Review of Schizophrenia and Genetics by Jay Joseph, Ph.D.
A century of psychiatric genetics research has failed to yield any findings that benefit the human condition in any way, nor any credible evidence for the very existence of genes for “schizophrenia” (itself a concept of dubious validity).
Jay Joseph, a clinical psychologist who has been writing on the subject for twenty-five years, delivers a powerful indictment against this “null field.” Family studies, twin studies, and adoption studies – long cited as proof of the hereditary nature of schizophrenia – prove nothing, as none of these studies adequately control for environmental variation. Linkage studies and candidate genes studies have identified literally hundreds of different “schizophrenia genes,” but not one of these claims has ever been replicated.
Genome-wide association studies – a gigantic exercise in p-hacking – have found large numbers of “statistically significant” correlations with single-nucleotide polymorphisms (SNP’s) but not a single gene for schizophrenia or any other so-called mental illness.

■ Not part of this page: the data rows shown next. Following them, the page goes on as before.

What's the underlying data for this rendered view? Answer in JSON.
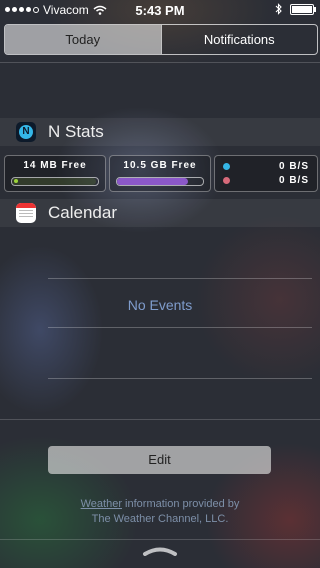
{
  "status_bar": {
    "carrier": "Vivacom",
    "time": "5:43 PM"
  },
  "segments": {
    "today": "Today",
    "notifications": "Notifications"
  },
  "nstats": {
    "title": "N Stats",
    "memory_label": "14 MB Free",
    "memory_fraction": 0.98,
    "storage_label": "10.5 GB Free",
    "storage_fraction": 0.82,
    "download": "0 B/S",
    "upload": "0 B/S",
    "colors": {
      "memory": "#9bd33a",
      "storage": "#8b58c9",
      "download": "#35b6e6",
      "upload": "#d76a7a"
    }
  },
  "calendar": {
    "title": "Calendar",
    "empty_text": "No Events"
  },
  "edit_label": "Edit",
  "credit": {
    "link": "Weather",
    "line1_rest": " information provided by",
    "line2": "The Weather Channel, LLC."
  }
}
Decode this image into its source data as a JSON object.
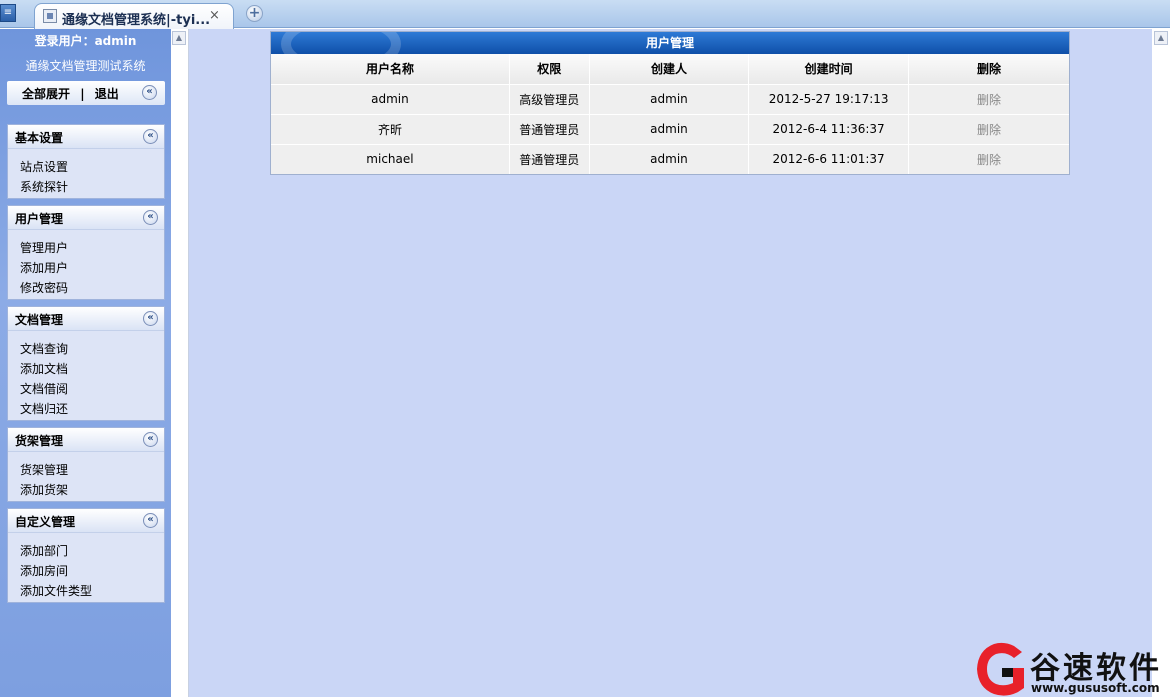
{
  "browser": {
    "tab_title": "通缘文档管理系统|-tyi...",
    "tab_close": "×",
    "new_tab_symbol": "+",
    "menu_symbol": "≡"
  },
  "sidebar": {
    "login_line": "登录用户：admin",
    "system_name": "通缘文档管理测试系统",
    "expand_all": "全部展开",
    "separator": "|",
    "logout": "退出",
    "collapse_symbol": "«",
    "panels": [
      {
        "title": "基本设置",
        "items": [
          "站点设置",
          "系统探针"
        ]
      },
      {
        "title": "用户管理",
        "items": [
          "管理用户",
          "添加用户",
          "修改密码"
        ]
      },
      {
        "title": "文档管理",
        "items": [
          "文档查询",
          "添加文档",
          "文档借阅",
          "文档归还"
        ]
      },
      {
        "title": "货架管理",
        "items": [
          "货架管理",
          "添加货架"
        ]
      },
      {
        "title": "自定义管理",
        "items": [
          "添加部门",
          "添加房间",
          "添加文件类型"
        ]
      }
    ]
  },
  "main": {
    "table_title": "用户管理",
    "columns": [
      "用户名称",
      "权限",
      "创建人",
      "创建时间",
      "删除"
    ],
    "rows": [
      {
        "name": "admin",
        "role": "高级管理员",
        "creator": "admin",
        "created": "2012-5-27 19:17:13",
        "action": "删除"
      },
      {
        "name": "齐昕",
        "role": "普通管理员",
        "creator": "admin",
        "created": "2012-6-4 11:36:37",
        "action": "删除"
      },
      {
        "name": "michael",
        "role": "普通管理员",
        "creator": "admin",
        "created": "2012-6-6 11:01:37",
        "action": "删除"
      }
    ]
  },
  "watermark": {
    "brand": "谷速软件",
    "url": "www.gususoft.com",
    "colors": {
      "red": "#e8212a",
      "dark": "#111111"
    }
  },
  "colors": {
    "sidebar_bg": "#7d9fe0",
    "main_bg": "#cad6f6",
    "table_header_blue": "#1a5fbb"
  }
}
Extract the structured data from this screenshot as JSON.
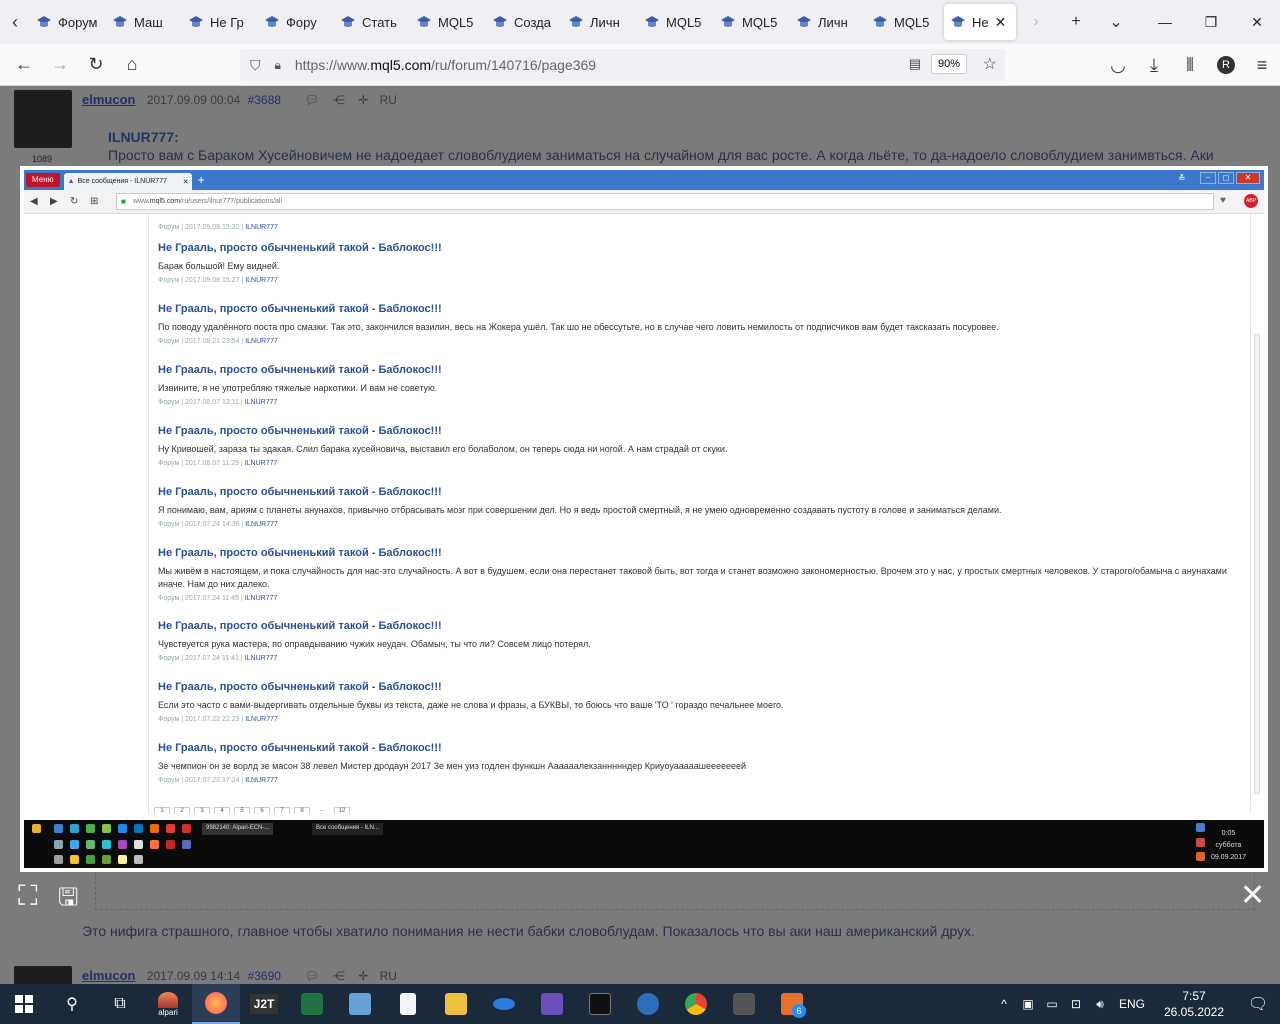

But you would never know that from the breathless pronouncements of the legacy media, which never mention how absurdly tiny the claimed effect sizes of these genetic variants are. Moreover, even their aggregate effect – the so-called “population liability” to schizophrenia – is absurdly tiny, and, unexpectedly, as sample sizes have increased, the estimated population liability has actually dropped. Now researchers are turning their attention to “polygenic risk scores,” hoping that by aggregating even larger numbers of non-significant correlations they will come up with something.
This is madness. This is the Twenty-First Century equivalent of Medieval scholastics debating how many angels can dance on the head of a pin.
Dr. Joseph examines, in meticulous detail, how psychiatric genetics researchers have tortured the data to give the appearance of its supporting their preconceived notions. He gives special attention to the Danish Adoption Study by David Rosenthal and his colleagues, which is cited to this day as proof of the genetic basis of schizophrenia even though the results were completely negative. He also examines Dr. Rosenthal’s study of the Genain Sisters – four identical quadruplets, all of whom underwent horrendous abuse all throughout their childhoods and young adulthoods, and all of whom were diagnosed with schizophrenia in their early twenties. This study told us nothing about the supposed genetic origins of schizophrenia but spoke volumes about the blindness of psychiatric genetics researchers to the truth that was literally right before their eyes.
Billions and billions of dollars have been spent, and not a single patient in any clinic anywhere in the world has benefitted – a point psychiatric researchers themselves cheerfully acknowledge, always following up with demands for even more billions. It’s time to say enough is enough.
In the last chapter, Dr. Joseph points the way to a better future, one in which the whole concept of “schizophrenia genes” is relegated to the ash heap of history where it belongs, and one in which the complaints that fall under the diagnostic label of “schizophrenia” are regarded as perfectly understandable reactions to societal problems – poverty, violence, abuse, racism – concluding with these words of wisdom: “A world without schizophrenia genes will do just fine.”